Мы поспешили к самолету. От машины тянуло, как от печки. Обливаясь потом, проверили крепление грузов, прикинули центровку. С нами летело двое офицеров штаба.

Вскоре, волоча за собой клубы пыли, подкатила «санитарка». Из кабины выскочила наша новая знакомая с [73] едва просохшими от слез глазами, за ней улыбающийся Лубинец с корзинкой, полной крупных румяных яблок.

— Угощайтесь! Калым!

Корзинка мигом опустела.

— По местам!

Запустив моторы, выруливаю в самый конец аэродрома, чтобы хватило запаса полосы. После удлиненного разбега самолет нехотя отрывается от земли. Делаю круг, беру курс на Адлер.

— Прощай, Белореченская! — с невольным тяжелым вздохом восклицает Лубинец.

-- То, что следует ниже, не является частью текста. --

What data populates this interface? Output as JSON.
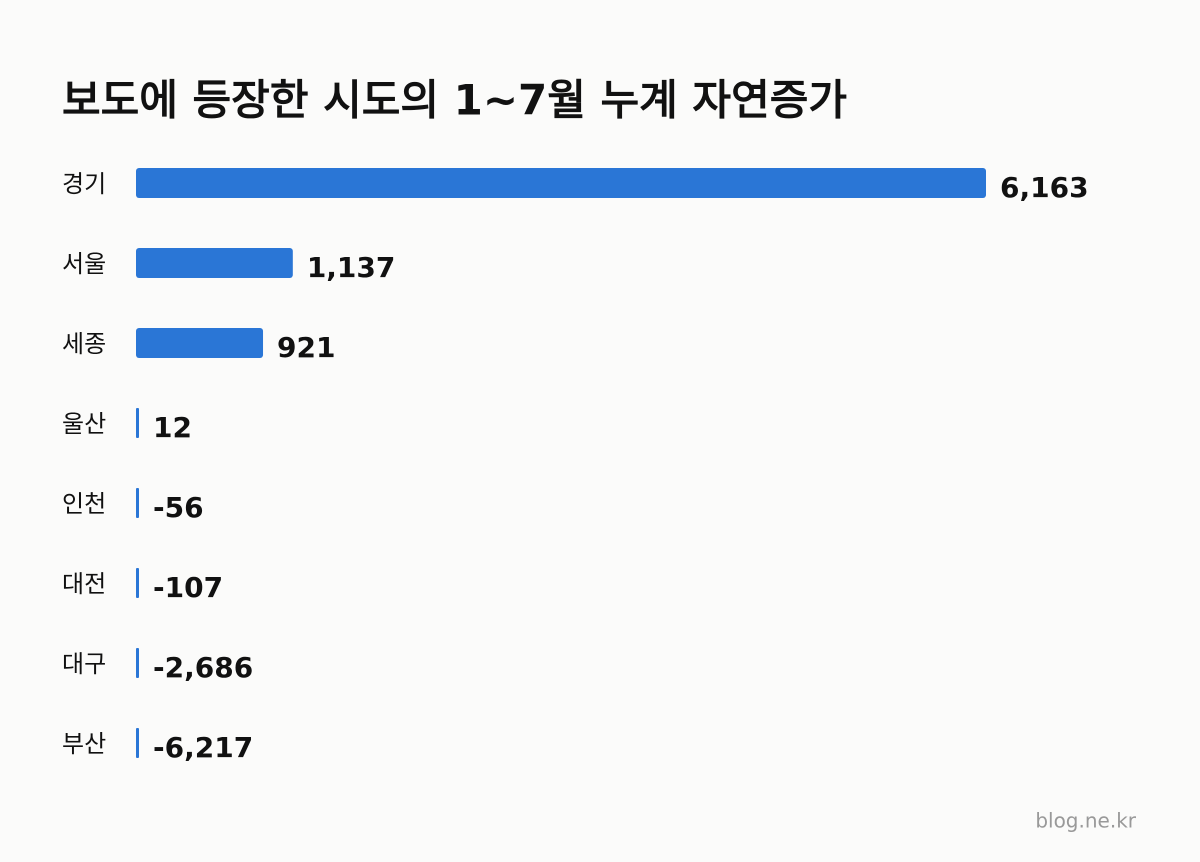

Панов недовольно поправляет товарища:

— Не прощай, Алешка, а до свидания!

В самолете наступила долгая пауза. Под крылом тянулись холмы, постепенно переходящие в горы. Над Туапсе развернулись, полетели вдоль побережья. Над зеленью парков, над светлыми зданиями санаториев, домов отдыха. Теперь здесь госпитали. Вместо беззаботного говора, шуток, смеха стоны раненых, сигналы воздушных тревог…

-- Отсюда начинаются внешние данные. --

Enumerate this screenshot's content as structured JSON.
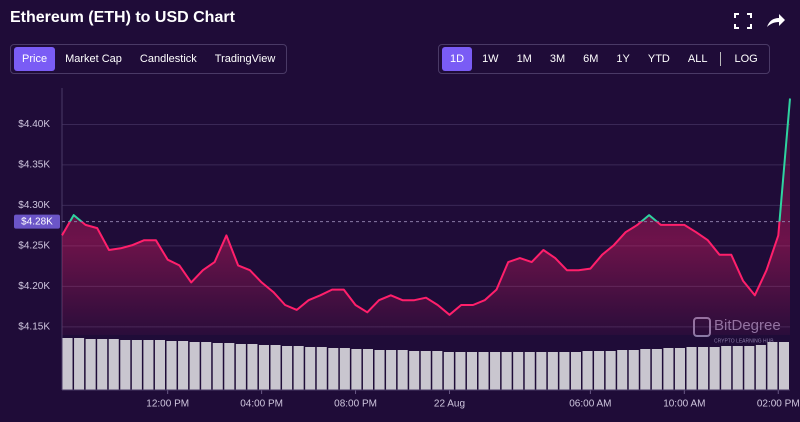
{
  "header": {
    "title": "Ethereum (ETH) to USD Chart"
  },
  "chart_tabs": [
    {
      "label": "Price",
      "active": true
    },
    {
      "label": "Market Cap",
      "active": false
    },
    {
      "label": "Candlestick",
      "active": false
    },
    {
      "label": "TradingView",
      "active": false
    }
  ],
  "range_tabs": [
    {
      "label": "1D",
      "active": true
    },
    {
      "label": "1W",
      "active": false
    },
    {
      "label": "1M",
      "active": false
    },
    {
      "label": "3M",
      "active": false
    },
    {
      "label": "6M",
      "active": false
    },
    {
      "label": "1Y",
      "active": false
    },
    {
      "label": "YTD",
      "active": false
    },
    {
      "label": "ALL",
      "active": false
    },
    {
      "label": "LOG",
      "active": false
    }
  ],
  "watermark": {
    "brand": "BitDegree",
    "tagline": "CRYPTO LEARNING HUB"
  },
  "chart_data": {
    "type": "line",
    "series": [
      {
        "name": "Price",
        "color": "#ff1f6b",
        "color_above": "#2ed3a0",
        "values": [
          4.263,
          4.288,
          4.276,
          4.272,
          4.245,
          4.247,
          4.251,
          4.257,
          4.257,
          4.233,
          4.226,
          4.205,
          4.22,
          4.23,
          4.263,
          4.226,
          4.22,
          4.205,
          4.193,
          4.177,
          4.171,
          4.183,
          4.189,
          4.196,
          4.196,
          4.177,
          4.168,
          4.183,
          4.189,
          4.183,
          4.183,
          4.186,
          4.177,
          4.165,
          4.177,
          4.177,
          4.183,
          4.196,
          4.23,
          4.235,
          4.23,
          4.245,
          4.235,
          4.22,
          4.22,
          4.222,
          4.239,
          4.251,
          4.267,
          4.276,
          4.288,
          4.276,
          4.276,
          4.276,
          4.267,
          4.257,
          4.239,
          4.239,
          4.207,
          4.189,
          4.22,
          4.263,
          4.432
        ]
      }
    ],
    "volume": {
      "color": "#c9c6cf",
      "ylim": [
        0,
        55
      ],
      "values": [
        52,
        52,
        51,
        51,
        51,
        50,
        50,
        50,
        50,
        49,
        49,
        48,
        48,
        47,
        47,
        46,
        46,
        45,
        45,
        44,
        44,
        43,
        43,
        42,
        42,
        41,
        41,
        40,
        40,
        40,
        39,
        39,
        39,
        38,
        38,
        38,
        38,
        38,
        38,
        38,
        38,
        38,
        38,
        38,
        38,
        39,
        39,
        39,
        40,
        40,
        41,
        41,
        42,
        42,
        43,
        43,
        43,
        44,
        44,
        44,
        45,
        48,
        48
      ]
    },
    "reference": {
      "value": 4.28,
      "label": "$4.28K"
    },
    "xlim": [
      0,
      62
    ],
    "xticks": [
      {
        "value": 9,
        "label": "12:00 PM"
      },
      {
        "value": 17,
        "label": "04:00 PM"
      },
      {
        "value": 25,
        "label": "08:00 PM"
      },
      {
        "value": 33,
        "label": "22 Aug"
      },
      {
        "value": 45,
        "label": "06:00 AM"
      },
      {
        "value": 53,
        "label": "10:00 AM"
      },
      {
        "value": 61,
        "label": "02:00 PM"
      }
    ],
    "ylim": [
      4.14,
      4.445
    ],
    "yticks": [
      {
        "value": 4.15,
        "label": "$4.15K"
      },
      {
        "value": 4.2,
        "label": "$4.20K"
      },
      {
        "value": 4.25,
        "label": "$4.25K"
      },
      {
        "value": 4.3,
        "label": "$4.30K"
      },
      {
        "value": 4.35,
        "label": "$4.35K"
      },
      {
        "value": 4.4,
        "label": "$4.40K"
      }
    ],
    "grid": true
  }
}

Лазаревская, Сочи, Хоста, Адлер. Вот и наш небольшой аэродром. Делаю круг, знакомлюсь с подходами. Летное поле в долине, окруженной холмами, только со стороны моря можно подойти со снижением. Однако посадочный знак из белых полотнищ выложен по короткому старту. Значит, заход — со стороны солнца. Что ж, на Дальнем Востоке нам то и дело приходилось садиться на ограниченные площадки. Искусство заключается в том, чтобы прижаться к сопкам, скользить по их склонам, не увеличивая скорости. Захожу на посадку и вижу: самолет, коснувшийся земли за минуту передо мной, выкатился за кромку взлетной полосы, осел в овраг и стал на нос, высоко задрав хвост. Да, первое время многим придется трудно. Заруливаю к кукурузному полю, выключаю моторы. Наша пассажирка счастливо улыбается, благодарит. Она отправляется в Гагры к своим родственникам, приглашает нас в гости.

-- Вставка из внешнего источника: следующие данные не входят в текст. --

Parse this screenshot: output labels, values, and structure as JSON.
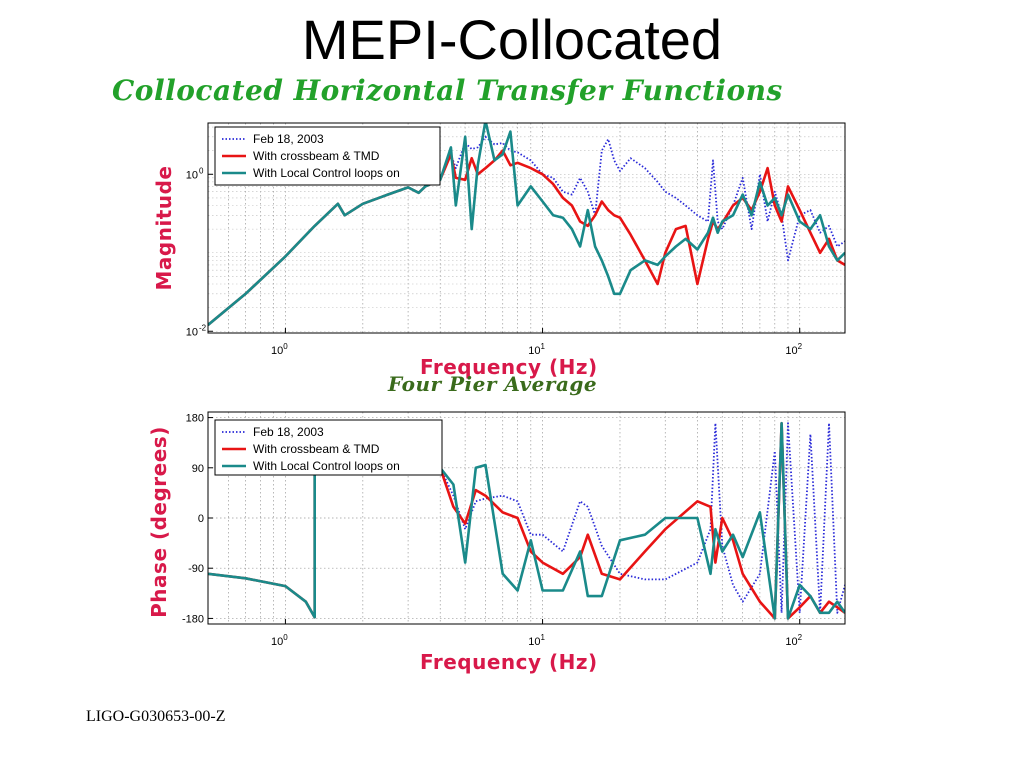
{
  "slide": {
    "title": "MEPI-Collocated",
    "subtitle": "Collocated Horizontal Transfer Functions",
    "mid_title": "Four Pier Average",
    "footer": "LIGO-G030653-00-Z"
  },
  "colors": {
    "feb": "#2a2ad8",
    "crossbeam": "#e81414",
    "local": "#1a8a8a",
    "axis_label": "#d8194a",
    "subtitle": "#22a12a"
  },
  "chart_data": [
    {
      "type": "line",
      "title": "",
      "xlabel": "Frequency (Hz)",
      "ylabel": "Magnitude",
      "xscale": "log",
      "yscale": "log",
      "xlim": [
        0.5,
        150
      ],
      "ylim": [
        0.0095,
        4.5
      ],
      "xticks": [
        {
          "v": 1,
          "base": "10",
          "exp": "0"
        },
        {
          "v": 10,
          "base": "10",
          "exp": "1"
        },
        {
          "v": 100,
          "base": "10",
          "exp": "2"
        }
      ],
      "yticks": [
        {
          "v": 1,
          "base": "10",
          "exp": "0"
        },
        {
          "v": 0.01,
          "base": "10",
          "exp": "-2"
        }
      ],
      "grid": true,
      "legend_position": "top-left",
      "series": [
        {
          "name": "Feb 18, 2003",
          "style": "dotted",
          "color": "#2a2ad8",
          "x": [
            0.5,
            0.7,
            1,
            1.3,
            1.6,
            1.7,
            2,
            2.5,
            3,
            3.3,
            3.5,
            4,
            4.4,
            4.6,
            5,
            5.3,
            5.6,
            6,
            6.5,
            7,
            7.5,
            8,
            9,
            10,
            11,
            12,
            13,
            14,
            15,
            16,
            17,
            18,
            19,
            20,
            22,
            25,
            28,
            30,
            33,
            36,
            40,
            44,
            46,
            48,
            50,
            55,
            60,
            65,
            70,
            75,
            80,
            85,
            90,
            100,
            110,
            120,
            130,
            140,
            150
          ],
          "y": [
            0.012,
            0.03,
            0.09,
            0.22,
            0.42,
            0.3,
            0.42,
            0.55,
            0.68,
            0.58,
            0.7,
            0.85,
            1.8,
            1.2,
            2.5,
            2.1,
            2.2,
            3.0,
            2.4,
            2.5,
            2.0,
            1.9,
            1.5,
            1.0,
            0.9,
            0.6,
            0.55,
            0.9,
            0.6,
            0.3,
            2.0,
            2.8,
            1.5,
            1.1,
            1.6,
            1.2,
            0.8,
            0.6,
            0.5,
            0.4,
            0.3,
            0.25,
            1.5,
            0.25,
            0.2,
            0.4,
            0.9,
            0.2,
            1.0,
            0.25,
            0.6,
            0.3,
            0.08,
            0.3,
            0.35,
            0.18,
            0.22,
            0.12,
            0.14
          ]
        },
        {
          "name": "With crossbeam & TMD",
          "style": "solid",
          "color": "#e81414",
          "x": [
            0.5,
            0.7,
            1,
            1.3,
            1.6,
            1.7,
            2,
            2.5,
            3,
            3.3,
            3.5,
            4,
            4.4,
            4.6,
            5,
            5.3,
            5.6,
            6,
            6.5,
            7,
            7.5,
            8,
            9,
            10,
            11,
            12,
            13,
            14,
            15,
            16,
            17,
            18,
            19,
            20,
            22,
            25,
            28,
            30,
            33,
            36,
            40,
            44,
            46,
            48,
            50,
            55,
            60,
            65,
            70,
            75,
            80,
            85,
            90,
            100,
            110,
            120,
            130,
            140,
            150
          ],
          "y": [
            0.012,
            0.03,
            0.09,
            0.22,
            0.42,
            0.3,
            0.42,
            0.55,
            0.68,
            0.58,
            0.7,
            0.85,
            1.8,
            0.9,
            0.85,
            1.6,
            1.0,
            1.2,
            1.5,
            2.0,
            1.3,
            1.4,
            1.2,
            1.0,
            0.75,
            0.5,
            0.4,
            0.25,
            0.22,
            0.3,
            0.45,
            0.35,
            0.3,
            0.28,
            0.17,
            0.08,
            0.04,
            0.1,
            0.2,
            0.22,
            0.04,
            0.15,
            0.25,
            0.2,
            0.24,
            0.4,
            0.5,
            0.35,
            0.6,
            1.2,
            0.4,
            0.25,
            0.7,
            0.35,
            0.18,
            0.1,
            0.15,
            0.08,
            0.07
          ]
        },
        {
          "name": "With Local Control loops on",
          "style": "solid",
          "color": "#1a8a8a",
          "x": [
            0.5,
            0.7,
            1,
            1.3,
            1.6,
            1.7,
            2,
            2.5,
            3,
            3.3,
            3.5,
            4,
            4.4,
            4.6,
            5,
            5.3,
            5.6,
            6,
            6.5,
            7,
            7.5,
            8,
            9,
            10,
            11,
            12,
            13,
            14,
            15,
            16,
            17,
            18,
            19,
            20,
            22,
            25,
            28,
            30,
            33,
            36,
            40,
            44,
            46,
            48,
            50,
            55,
            60,
            65,
            70,
            75,
            80,
            85,
            90,
            100,
            110,
            120,
            130,
            140,
            150
          ],
          "y": [
            0.012,
            0.03,
            0.09,
            0.22,
            0.42,
            0.3,
            0.42,
            0.55,
            0.68,
            0.58,
            0.7,
            0.85,
            2.2,
            0.4,
            3.0,
            0.2,
            1.3,
            4.8,
            1.5,
            1.8,
            3.5,
            0.4,
            0.7,
            0.45,
            0.3,
            0.28,
            0.2,
            0.12,
            0.35,
            0.12,
            0.08,
            0.05,
            0.03,
            0.03,
            0.06,
            0.08,
            0.07,
            0.09,
            0.12,
            0.15,
            0.11,
            0.18,
            0.28,
            0.18,
            0.25,
            0.3,
            0.55,
            0.3,
            0.8,
            0.4,
            0.5,
            0.3,
            0.55,
            0.25,
            0.2,
            0.3,
            0.12,
            0.08,
            0.1
          ]
        }
      ]
    },
    {
      "type": "line",
      "title": "",
      "xlabel": "Frequency (Hz)",
      "ylabel": "Phase (degrees)",
      "xscale": "log",
      "yscale": "linear",
      "xlim": [
        0.5,
        150
      ],
      "ylim": [
        -190,
        190
      ],
      "xticks": [
        {
          "v": 1,
          "base": "10",
          "exp": "0"
        },
        {
          "v": 10,
          "base": "10",
          "exp": "1"
        },
        {
          "v": 100,
          "base": "10",
          "exp": "2"
        }
      ],
      "yticks": [
        {
          "v": 180,
          "label": "180"
        },
        {
          "v": 90,
          "label": "90"
        },
        {
          "v": 0,
          "label": "0"
        },
        {
          "v": -90,
          "label": "-90"
        },
        {
          "v": -180,
          "label": "-180"
        }
      ],
      "grid": true,
      "legend_position": "top-left",
      "series": [
        {
          "name": "Feb 18, 2003",
          "style": "dotted",
          "color": "#2a2ad8",
          "x": [
            0.5,
            0.7,
            1,
            1.2,
            1.3,
            1.3,
            1.6,
            2,
            3,
            4,
            4.5,
            5,
            5.5,
            6,
            7,
            8,
            9,
            10,
            12,
            14,
            15,
            17,
            20,
            25,
            30,
            40,
            45,
            47,
            50,
            55,
            60,
            70,
            80,
            85,
            90,
            100,
            110,
            120,
            130,
            140,
            150
          ],
          "y": [
            -100,
            -108,
            -122,
            -150,
            -178,
            170,
            110,
            98,
            95,
            90,
            40,
            -20,
            30,
            35,
            40,
            30,
            -30,
            -30,
            -60,
            30,
            20,
            -50,
            -100,
            -110,
            -110,
            -80,
            -20,
            170,
            -50,
            -120,
            -150,
            -100,
            120,
            -170,
            170,
            -170,
            150,
            -170,
            170,
            -170,
            -120
          ]
        },
        {
          "name": "With crossbeam & TMD",
          "style": "solid",
          "color": "#e81414",
          "x": [
            0.5,
            0.7,
            1,
            1.2,
            1.3,
            1.3,
            1.6,
            2,
            3,
            4,
            4.5,
            5,
            5.5,
            6,
            7,
            8,
            9,
            10,
            12,
            14,
            15,
            17,
            20,
            25,
            30,
            40,
            45,
            47,
            50,
            55,
            60,
            70,
            80,
            85,
            90,
            100,
            110,
            120,
            130,
            140,
            150
          ],
          "y": [
            -100,
            -108,
            -122,
            -150,
            -178,
            170,
            110,
            98,
            95,
            90,
            20,
            -10,
            50,
            40,
            10,
            0,
            -60,
            -80,
            -100,
            -70,
            -30,
            -100,
            -110,
            -60,
            -20,
            30,
            20,
            -80,
            0,
            -40,
            -100,
            -150,
            -180,
            170,
            -180,
            -160,
            -140,
            -170,
            -150,
            -160,
            -170
          ]
        },
        {
          "name": "With Local Control loops on",
          "style": "solid",
          "color": "#1a8a8a",
          "x": [
            0.5,
            0.7,
            1,
            1.2,
            1.3,
            1.3,
            1.6,
            2,
            3,
            4,
            4.5,
            5,
            5.5,
            6,
            7,
            8,
            9,
            10,
            12,
            14,
            15,
            17,
            20,
            25,
            30,
            40,
            45,
            47,
            50,
            55,
            60,
            70,
            80,
            85,
            90,
            100,
            110,
            120,
            130,
            140,
            150
          ],
          "y": [
            -100,
            -108,
            -122,
            -150,
            -178,
            170,
            110,
            98,
            95,
            90,
            60,
            -80,
            90,
            95,
            -100,
            -130,
            -40,
            -130,
            -130,
            -60,
            -140,
            -140,
            -40,
            -30,
            0,
            0,
            -100,
            -20,
            -60,
            -30,
            -70,
            10,
            -180,
            170,
            -180,
            -120,
            -140,
            -170,
            -170,
            -150,
            -170
          ]
        }
      ]
    }
  ]
}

— Спасибо! — обещает за всех Лубинец. — Вот с фрицами малость разберемся, нагрянем всем экипажем!

Начали разгрузку. Подъехал Ефремов.

— Как с топливом?

— На четыре часа полета.

— Отлично! Быстрей разгружайтесь и по кабинам. Я за пилота, ты садись к стрелкам. Летим обратно в Белореченскую. [74] Там остался И-5. Его перегоню сюда, а вы возьмете запчасти с техбазы.

— А зачем нам это старье, И-5, товарищ майор?

— Пригодится. Пулеметы на нем стоят? Значит, будем на штурмовку ходить. Все, что может стрелять, должно сейчас стрелять по фашистам!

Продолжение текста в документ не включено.